I noticed on the bottom of this form that there was a note that said the census questionnaire changed after 2009 and as a result there was a lot more gay couples counted since that time. With that in mind I decided to cut the data and make the year range from 2010-2017 because there were a lot of gay couples left out and the previously collected data seemed wrong as a result. I noticed that there wasn’t a big jump in the amount of married gay couples in 2015 and I wondered why that is. Not knowing how the original information was gathered is a surprising obstacle I wasn’t expecting, what questions were participants asked to have the data end up this way? Is there a way to clarify data if you don’t know how it was originally obtained? I’m not sure of the answer now but I hope I can discover it in the future. Another question I’d like to answer is where this data is coming from, are they polling mostly in large cities? I’d like to see a break down of rural area couples vs city couples.
For my own data set I decided to take inspiration from the fact that the Tony Awards are on tonight. I got most of my information from Playbill.com.

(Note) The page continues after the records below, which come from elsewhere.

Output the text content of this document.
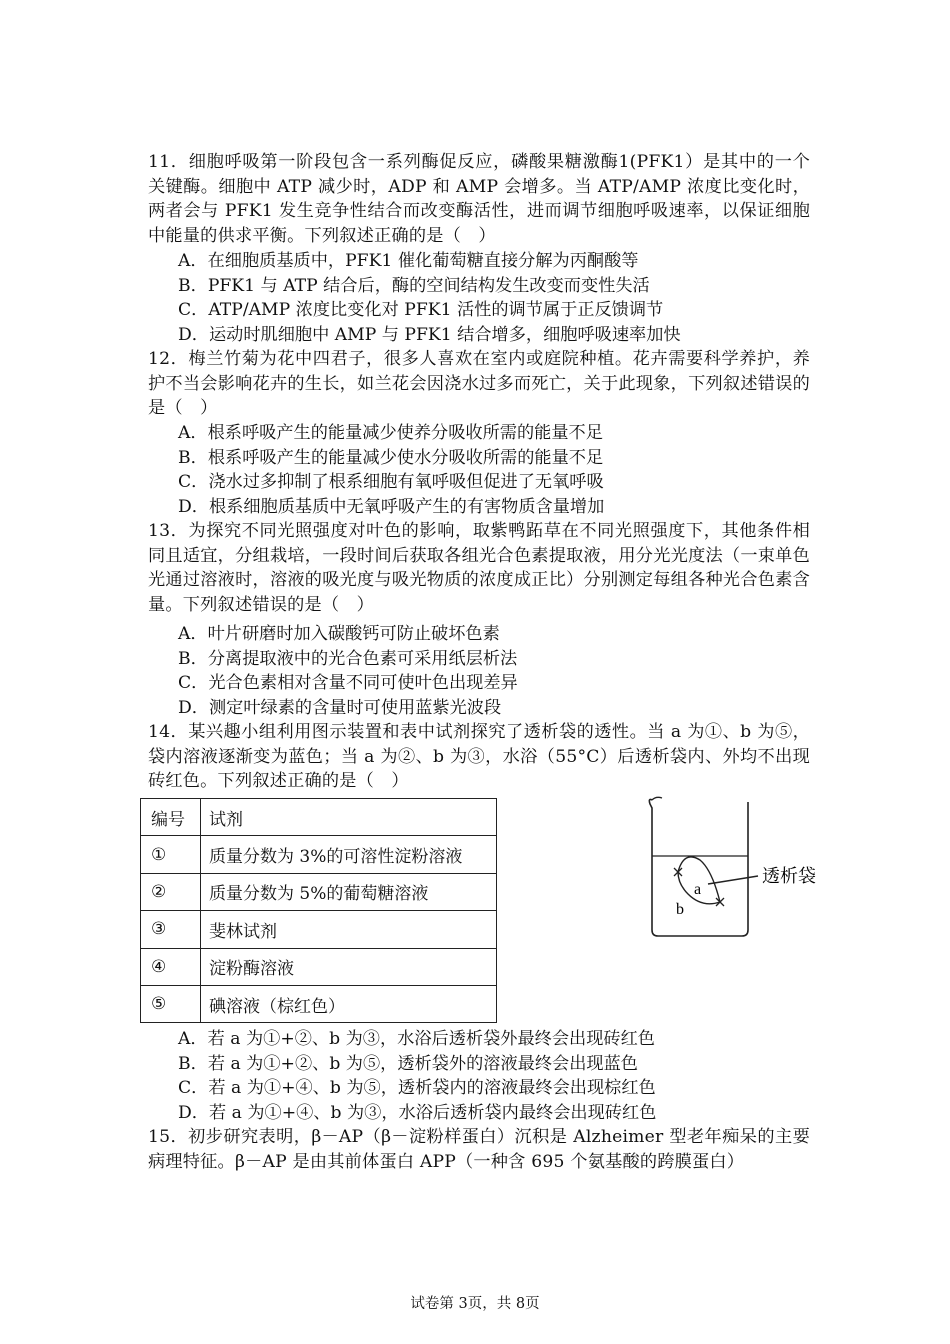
11．细胞呼吸第一阶段包含一系列酶促反应，磷酸果糖激酶1(PFK1）是其中的一个关键酶。细胞中 ATP 减少时，ADP 和 AMP 会增多。当 ATP/AMP 浓度比变化时，两者会与 PFK1 发生竞争性结合而改变酶活性，进而调节细胞呼吸速率，以保证细胞中能量的供求平衡。下列叙述正确的是（　）
A．在细胞质基质中，PFK1 催化葡萄糖直接分解为丙酮酸等
B．PFK1 与 ATP 结合后，酶的空间结构发生改变而变性失活
C．ATP/AMP 浓度比变化对 PFK1 活性的调节属于正反馈调节
D．运动时肌细胞中 AMP 与 PFK1 结合增多，细胞呼吸速率加快
12．梅兰竹菊为花中四君子，很多人喜欢在室内或庭院种植。花卉需要科学养护，养护不当会影响花卉的生长，如兰花会因浇水过多而死亡，关于此现象，下列叙述错误的是（　）
A．根系呼吸产生的能量减少使养分吸收所需的能量不足
B．根系呼吸产生的能量减少使水分吸收所需的能量不足
C．浇水过多抑制了根系细胞有氧呼吸但促进了无氧呼吸
D．根系细胞质基质中无氧呼吸产生的有害物质含量增加
13．为探究不同光照强度对叶色的影响，取紫鸭跖草在不同光照强度下，其他条件相同且适宜，分组栽培，一段时间后获取各组光合色素提取液，用分光光度法（一束单色光通过溶液时，溶液的吸光度与吸光物质的浓度成正比）分别测定每组各种光合色素含量。下列叙述错误的是（　）
A．叶片研磨时加入碳酸钙可防止破坏色素
B．分离提取液中的光合色素可采用纸层析法
C．光合色素相对含量不同可使叶色出现差异
D．测定叶绿素的含量时可使用蓝紫光波段
14．某兴趣小组利用图示装置和表中试剂探究了透析袋的透性。当 a 为①、b 为⑤，袋内溶液逐渐变为蓝色；当 a 为②、b 为③，水浴（55°C）后透析袋内、外均不出现砖红色。下列叙述正确的是（　）
编号	试剂
①	质量分数为 3%的可溶性淀粉溶液
②	质量分数为 5%的葡萄糖溶液
③	斐林试剂
④	淀粉酶溶液
⑤	碘溶液（棕红色）
a
b
透析袋
A．若 a 为①+②、b 为③，水浴后透析袋外最终会出现砖红色
B．若 a 为①+②、b 为⑤，透析袋外的溶液最终会出现蓝色
C．若 a 为①+④、b 为⑤，透析袋内的溶液最终会出现棕红色
D．若 a 为①+④、b 为③，水浴后透析袋内最终会出现砖红色
15．初步研究表明，β－AP（β－淀粉样蛋白）沉积是 Alzheimer 型老年痴呆的主要病理特征。β－AP 是由其前体蛋白 APP（一种含 695 个氨基酸的跨膜蛋白）
试卷第 3页，共 8页
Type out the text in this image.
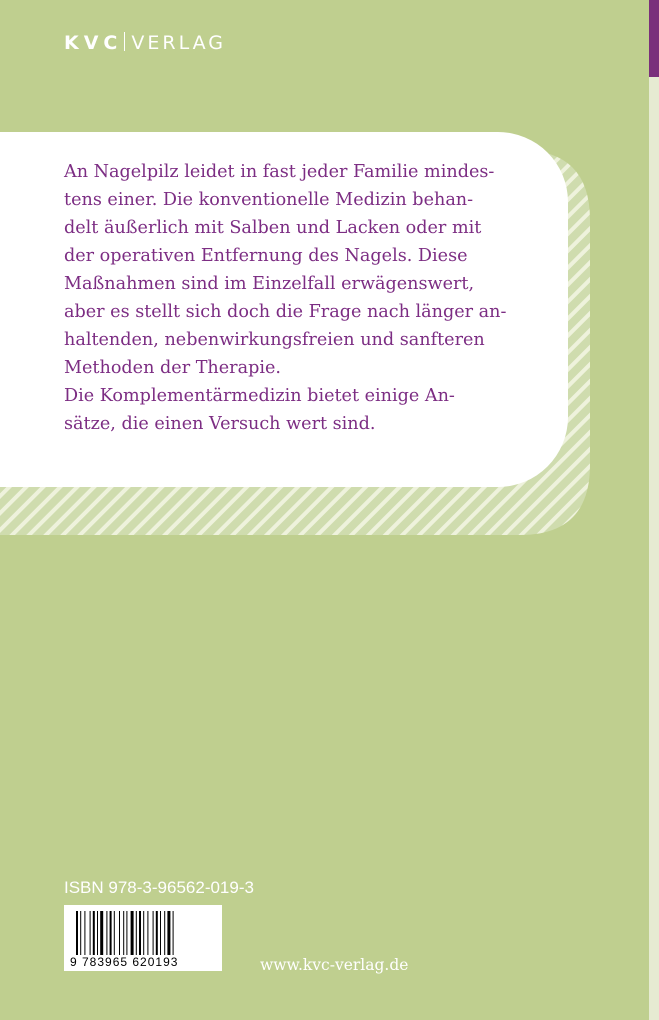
KVC VERLAG

An Nagelpilz leidet in fast jeder Familie mindes-
tens einer. Die konventionelle Medizin behan-
delt äußerlich mit Salben und Lacken oder mit
der operativen Entfernung des Nagels. Diese
Maßnahmen sind im Einzelfall erwägenswert,
aber es stellt sich doch die Frage nach länger an-
haltenden, nebenwirkungsfreien und sanfteren
Methoden der Therapie.
Die Komplementärmedizin bietet einige An-
sätze, die einen Versuch wert sind.

ISBN 978-3-96562-019-3
9 783965 620193	www.kvc-verlag.de
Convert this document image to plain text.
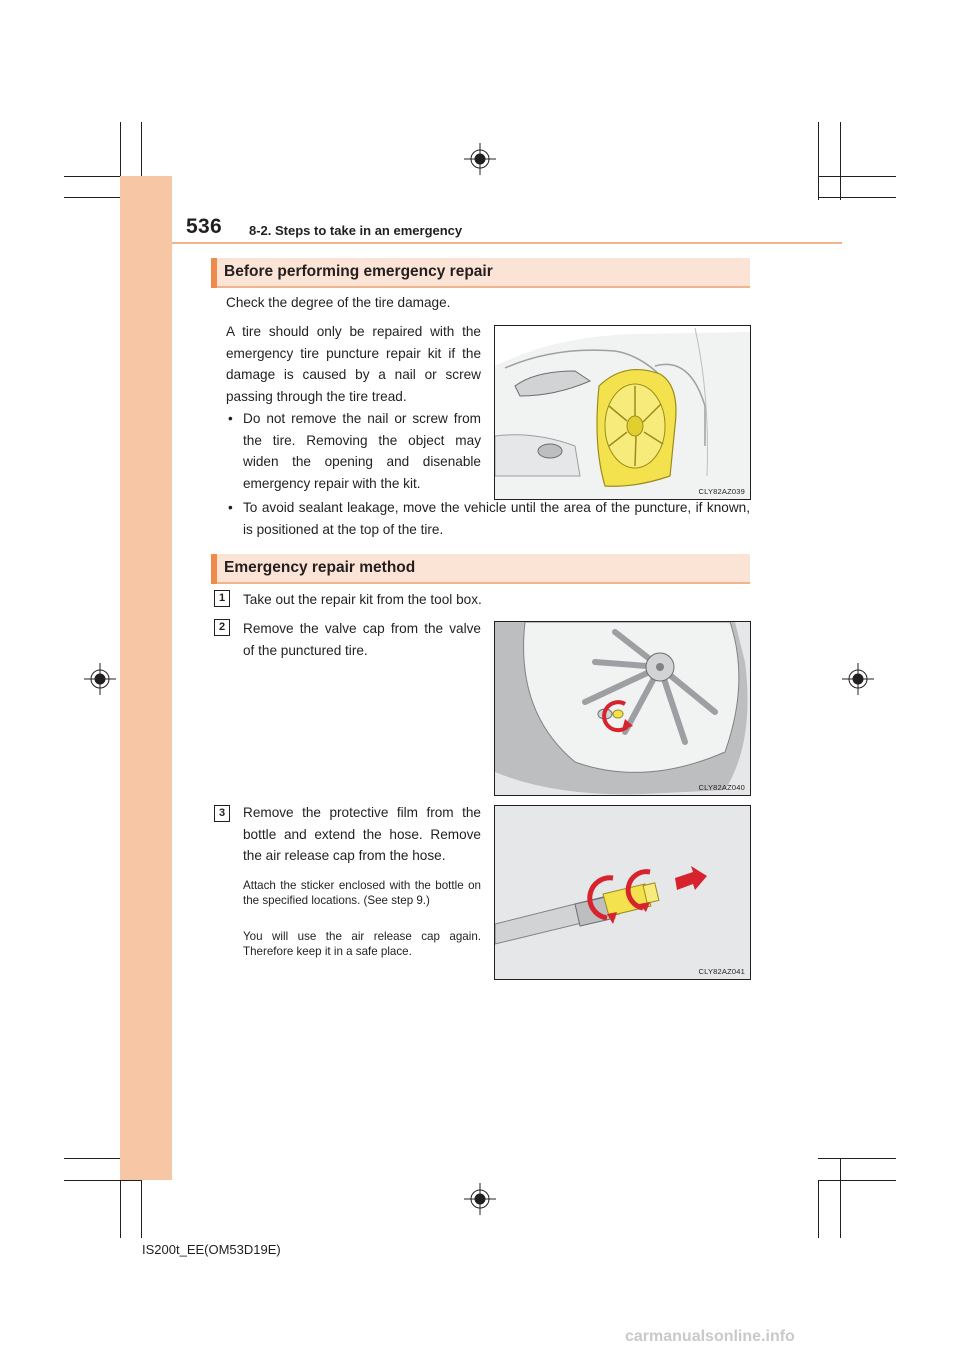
536 8-2. Steps to take in an emergency
Before performing emergency repair
Check the degree of the tire damage.
A tire should only be repaired with the emergency tire puncture repair kit if the damage is caused by a nail or screw passing through the tire tread.
• Do not remove the nail or screw from the tire. Removing the object may widen the opening and disenable emergency repair with the kit.
• To avoid sealant leakage, move the vehicle until the area of the puncture, if known, is positioned at the top of the tire.
CLY82AZ039
Emergency repair method
1	Take out the repair kit from the tool box.
2	Remove the valve cap from the valve of the punctured tire.
CLY82AZ040
3	Remove the protective film from the bottle and extend the hose. Remove the air release cap from the hose.
Attach the sticker enclosed with the bottle on the specified locations. (See step 9.)
You will use the air release cap again. Therefore keep it in a safe place.
CLY82AZ041
IS200t_EE(OM53D19E)
carmanualsonline.info
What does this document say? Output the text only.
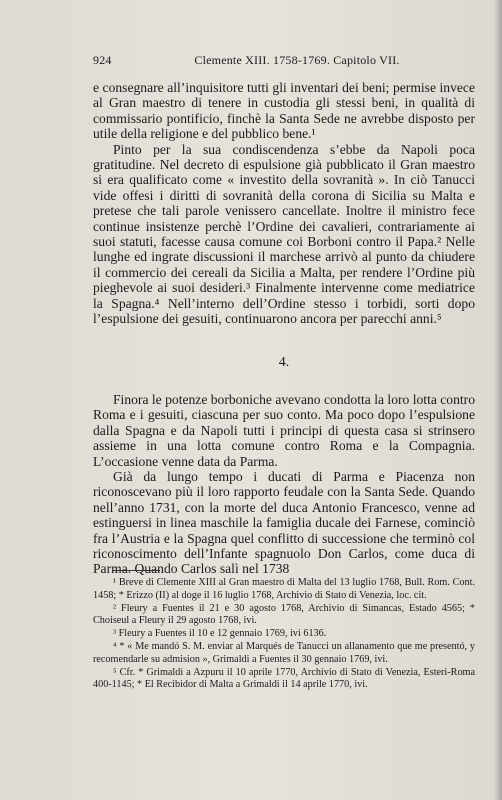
924	Clemente XIII. 1758-1769. Capitolo VII.

e consegnare all’inquisitore tutti gli inventari dei beni; permise invece al Gran maestro di tenere in custodia gli stessi beni, in qualità di commissario pontificio, finchè la Santa Sede ne avrebbe disposto per utile della religione e del pubblico bene.¹

Pinto per la sua condiscendenza s’ebbe da Napoli poca gratitudine. Nel decreto di espulsione già pubblicato il Gran maestro si era qualificato come « investito della sovranità ». In ciò Tanucci vide offesi i diritti di sovranità della corona di Sicilia su Malta e pretese che tali parole venissero cancellate. Inoltre il ministro fece continue insistenze perchè l’Ordine dei cavalieri, contrariamente ai suoi statuti, facesse causa comune coi Borboni contro il Papa.² Nelle lunghe ed ingrate discussioni il marchese arrivò al punto da chiudere il commercio dei cereali da Sicilia a Malta, per rendere l’Ordine più pieghevole ai suoi desideri.³ Finalmente intervenne come mediatrice la Spagna.⁴ Nell’interno dell’Ordine stesso i torbidi, sorti dopo l’espulsione dei gesuiti, continuarono ancora per parecchi anni.⁵

4.

Finora le potenze borboniche avevano condotta la loro lotta contro Roma e i gesuiti, ciascuna per suo conto. Ma poco dopo l’espulsione dalla Spagna e da Napoli tutti i principi di questa casa si strinsero assieme in una lotta comune contro Roma e la Compagnia. L’occasione venne data da Parma.

Già da lungo tempo i ducati di Parma e Piacenza non riconoscevano più il loro rapporto feudale con la Santa Sede. Quando nell’anno 1731, con la morte del duca Antonio Francesco, venne ad estinguersi in linea maschile la famiglia ducale dei Farnese, cominciò fra l’Austria e la Spagna quel conflitto di successione che terminò col riconoscimento dell’Infante spagnuolo Don Carlos, come duca di Parma. Quando Carlos salì nel 1738

¹ Breve di Clemente XIII al Gran maestro di Malta del 13 luglio 1768, Bull. Rom. Cont. 1458; * Erizzo (II) al doge il 16 luglio 1768, Archivio di Stato di Venezia, loc. cit.

² Fleury a Fuentes il 21 e 30 agosto 1768, Archivio di Simancas, Estado 4565; * Choiseul a Fleury il 29 agosto 1768, ivi.

³ Fleury a Fuentes il 10 e 12 gennaio 1769, ivi 6136.

⁴ * « Me mandó S. M. enviar al Marqués de Tanucci un allanamento que me presentó, y recomendarle su admision », Grimaldi a Fuentes il 30 gennaio 1769, ivi.

⁵ Cfr. * Grimaldi a Azpuru il 10 aprile 1770, Archivio di Stato di Venezia, Esteri-Roma 400-1145; * El Recibidor di Malta a Grimaldi il 14 aprile 1770, ivi.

To begin I compiled a chart detailing the winners in the musical categories between 2008 and 2017. I included nine of the possible categories musicals could win awards in and when individual actors won I associated them with the musical they were a part of.
As I was compiling this data I already had a slew of questions brewing in my head that I could answer with this chart. Is there any correlation between a specific winner in one category winning Best Musical? What are the chances of winning Best Musical if that musical hasn’t won (or has won) in any other categories? What category is the most likely to have a winner that hasn’t won in any other category? This is so much more fun than math or putting away laundry I almost can’t believe it wow. I can see this data potentially displayed in a bubble chart, a tree map or a flow chart. This is a formal apology for data cleaning and data sets, you’re nowhere near as bad as math and I’m completely officially excited to use you again in the future.